Did you know that 75 percent of hygiene products for women are designed by men? The solution? The “smart tampon”, designed by a woman.
Ridhi Tariyal, founder of NextGen Jane, has developed the easiest method ever invented to give a medical blood sample, without a needle and a nurse — by extracting menstrual blood from tampons. Ridhi’s invention was fueled by her own desire to monitor her fertility. These tests require significant amounts of blood at regular intervals. Ridhi was trying to figure out “how to get a large enough volume of blood to do this”, until she had her aha-moment: When do women produce large amounts of blood regularly? When they have their period! “Every month we throw all this valuable information into the trash,” Ridhi realized and set out to change that.
Since the first trials were successful, Ridhi is expanding her tests. Obviously, fertility is more than a hormone status. “40 percent of women who go into IVF clinics have undiagnosed endometriosis, so when they present themselves at the fertility clinic, it`s often too late,” Ridhi knows. “There are so many startups now that are focused on short-term fertility, e.g. period tracking apps, but what we`re concerned about are issues that women are delaying childbirth further and further. STDs, cancer, etc. are all part of the issue. Someone has to do fertility management on a much larger scale.”
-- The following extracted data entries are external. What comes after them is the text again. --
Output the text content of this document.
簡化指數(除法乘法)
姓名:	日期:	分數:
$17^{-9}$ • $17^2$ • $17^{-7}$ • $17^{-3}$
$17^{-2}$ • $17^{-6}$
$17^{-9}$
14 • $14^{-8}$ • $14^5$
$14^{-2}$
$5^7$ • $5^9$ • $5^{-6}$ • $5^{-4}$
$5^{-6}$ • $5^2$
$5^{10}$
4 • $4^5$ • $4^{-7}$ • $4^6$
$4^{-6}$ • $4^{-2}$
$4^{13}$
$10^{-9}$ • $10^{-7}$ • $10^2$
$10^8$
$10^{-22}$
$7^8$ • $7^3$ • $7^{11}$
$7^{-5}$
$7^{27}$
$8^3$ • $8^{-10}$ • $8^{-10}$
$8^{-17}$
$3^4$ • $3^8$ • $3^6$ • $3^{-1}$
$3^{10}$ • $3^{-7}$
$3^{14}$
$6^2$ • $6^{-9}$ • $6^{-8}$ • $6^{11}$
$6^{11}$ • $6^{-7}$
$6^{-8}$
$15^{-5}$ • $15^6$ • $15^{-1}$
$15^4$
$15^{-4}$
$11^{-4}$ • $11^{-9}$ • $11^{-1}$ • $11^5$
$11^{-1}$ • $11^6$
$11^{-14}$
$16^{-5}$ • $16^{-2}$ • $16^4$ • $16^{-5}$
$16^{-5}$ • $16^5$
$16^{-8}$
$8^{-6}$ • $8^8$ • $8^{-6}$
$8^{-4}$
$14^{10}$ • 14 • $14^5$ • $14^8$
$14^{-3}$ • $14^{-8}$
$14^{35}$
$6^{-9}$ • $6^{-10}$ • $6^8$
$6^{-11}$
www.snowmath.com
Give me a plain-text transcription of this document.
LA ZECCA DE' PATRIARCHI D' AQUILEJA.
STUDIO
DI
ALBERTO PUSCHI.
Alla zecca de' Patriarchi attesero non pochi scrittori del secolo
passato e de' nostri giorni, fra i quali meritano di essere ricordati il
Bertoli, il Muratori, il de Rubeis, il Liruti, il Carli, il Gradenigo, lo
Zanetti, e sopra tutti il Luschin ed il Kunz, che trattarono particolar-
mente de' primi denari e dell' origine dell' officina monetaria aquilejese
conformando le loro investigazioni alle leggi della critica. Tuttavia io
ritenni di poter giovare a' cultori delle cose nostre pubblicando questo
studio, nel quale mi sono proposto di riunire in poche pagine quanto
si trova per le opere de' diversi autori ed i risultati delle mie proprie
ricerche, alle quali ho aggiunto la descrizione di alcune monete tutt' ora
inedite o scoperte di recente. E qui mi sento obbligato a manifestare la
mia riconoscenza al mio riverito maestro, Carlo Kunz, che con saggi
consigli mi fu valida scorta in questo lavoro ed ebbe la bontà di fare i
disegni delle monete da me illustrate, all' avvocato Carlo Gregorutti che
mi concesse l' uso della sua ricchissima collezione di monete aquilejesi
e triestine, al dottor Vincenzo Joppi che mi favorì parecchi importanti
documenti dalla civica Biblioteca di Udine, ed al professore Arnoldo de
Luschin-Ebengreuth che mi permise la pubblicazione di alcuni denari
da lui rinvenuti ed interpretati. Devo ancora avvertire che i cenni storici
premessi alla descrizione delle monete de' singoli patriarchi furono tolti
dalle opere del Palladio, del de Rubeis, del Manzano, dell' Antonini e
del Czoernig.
Her next trial will focus on endometriosis, an often painful condition that befalls 10 percent of women globally. On average it takes a woman in the US 7 to 10 years until she finds out she has the disease. Ridhi Tariyal hopes to change that, but this is also a story about her pitching the smart tampon to mostly male investors. Some of them have told her that her invention “only benefits half the population” and asked if she couldn’t invent something that helps men instead. Luckily, she persisted. And now her invention is well on its way to revolutionizing health care for women.